Mal released the tendril of cloud with effort and the rain slowed; water was not easy for him to control.
He staggered over the mud to fall at the base of Scarlet’s tree. He leaned against the trunk of her tree.
“Scarlet,” he begged. “Scarlet, you have to fight, you can’t give up. I’m nothing without you, I’m no one. I may as well let the wyrm drown the world if I lose you because there will be nothing left for me here. Dammit, Scarlet, you stubborn pain in my ass, if you don’t shake this off, I’ll... I’ll...”
Mal ran out of words, something that hadn’t happened in recent memory, and he pressed his face into her bark and felt tears prick behind his eyes.
At first he thought that the song he heard was the ache of his own heart. Then he realized it was a voice, and he looked up to find the mermaid, Saina, standing with her legs planted, singing, and there was an unexpected tickle of magic as her voice soared.
Chapter 24
Scarlet was floating.
Pain was a concept she had never understood. She sympathized with it, saw what it did to humans and shifters, but it had always been an abstract; it was a thing that happened to other people, not to her.
Now, she was all pain. Pain and poison and darkness. She could feel the salt in her veins, biting into her power, sucking it away.
She wasn’t floating, she was sinking, sinking through the earth as she had when Mal had taken her into the depths of the island.
But this time, she was alone and adrift, without Mal’s wings folded protectively around her, and she wasn’t sure which way was up.
All around her was laughter and a whisper like silk against silk.
Mal? she tried to call. He was so far away.
And someone else answered.
Ah... the tree.
There was a malevolence with her: a terrible, powerful presence that had always been safely below, safely slumbering.
Scarlet could not see, but she could sense great eyes on her, half-lidded. You were one of the ones who could stop me, a silvery voice whispered. The tree and the song. Together with the stone dragon, you could have kept me in my prison, rebuilt my cage around me.
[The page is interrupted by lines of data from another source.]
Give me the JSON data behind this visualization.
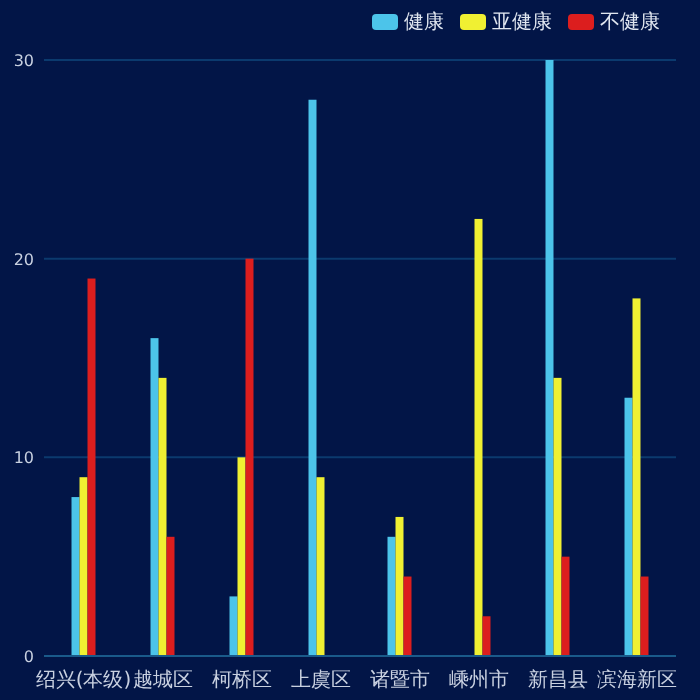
{
  "chart_data": {
    "type": "bar",
    "categories": [
      "绍兴(本级)",
      "越城区",
      "柯桥区",
      "上虞区",
      "诸暨市",
      "嵊州市",
      "新昌县",
      "滨海新区"
    ],
    "series": [
      {
        "name": "健康",
        "color": "#4cc4ea",
        "values": [
          8,
          16,
          3,
          28,
          6,
          0,
          30,
          13
        ]
      },
      {
        "name": "亚健康",
        "color": "#f0f032",
        "values": [
          9,
          14,
          10,
          9,
          7,
          22,
          14,
          18
        ]
      },
      {
        "name": "不健康",
        "color": "#dc1e1e",
        "values": [
          19,
          6,
          20,
          0,
          4,
          2,
          5,
          4
        ]
      }
    ],
    "ylim": [
      0,
      30
    ],
    "yticks": [
      0,
      10,
      20,
      30
    ],
    "grid": "y",
    "legend": "top right"
  }
}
The song? Scarlet felt like her mind was moving sluggishly, like she was on the verge of understanding something just out of her capability. Everything hurt.
She could hear... singing.
Of course! He meant Saina.
Saina was trying to sing the salt from her... but Scarlet knew it was too late, the damage was too deep and it had already hurt her tree too badly. Even if Saina could draw every crystal from her veins, her tree was dying; Scarlet’s power was already drained.
She could feel the wyrm grin and suddenly recognized its plan.
You did this on purpose! You’re trying to get her to exhaust herself saving me! It had neutralized the two of them in one simple move.
Behind her, there was another set of eyes opening in the darkness.
I don’t take chances, the feathered wyrm chuckled from its second head.
This was our third try, the first head admitted. She resisted the first attempt.
The second snapped, You pushed too far, too fast, promised too much.
The broken mind should have done her job the second time. The first one whined.
It’s been undone, somehow. I think the broken mind went back, but we don’t know when, the second speculated.
The first head growled. It’s too bright between the broken mind and the stag. We can’t always see there.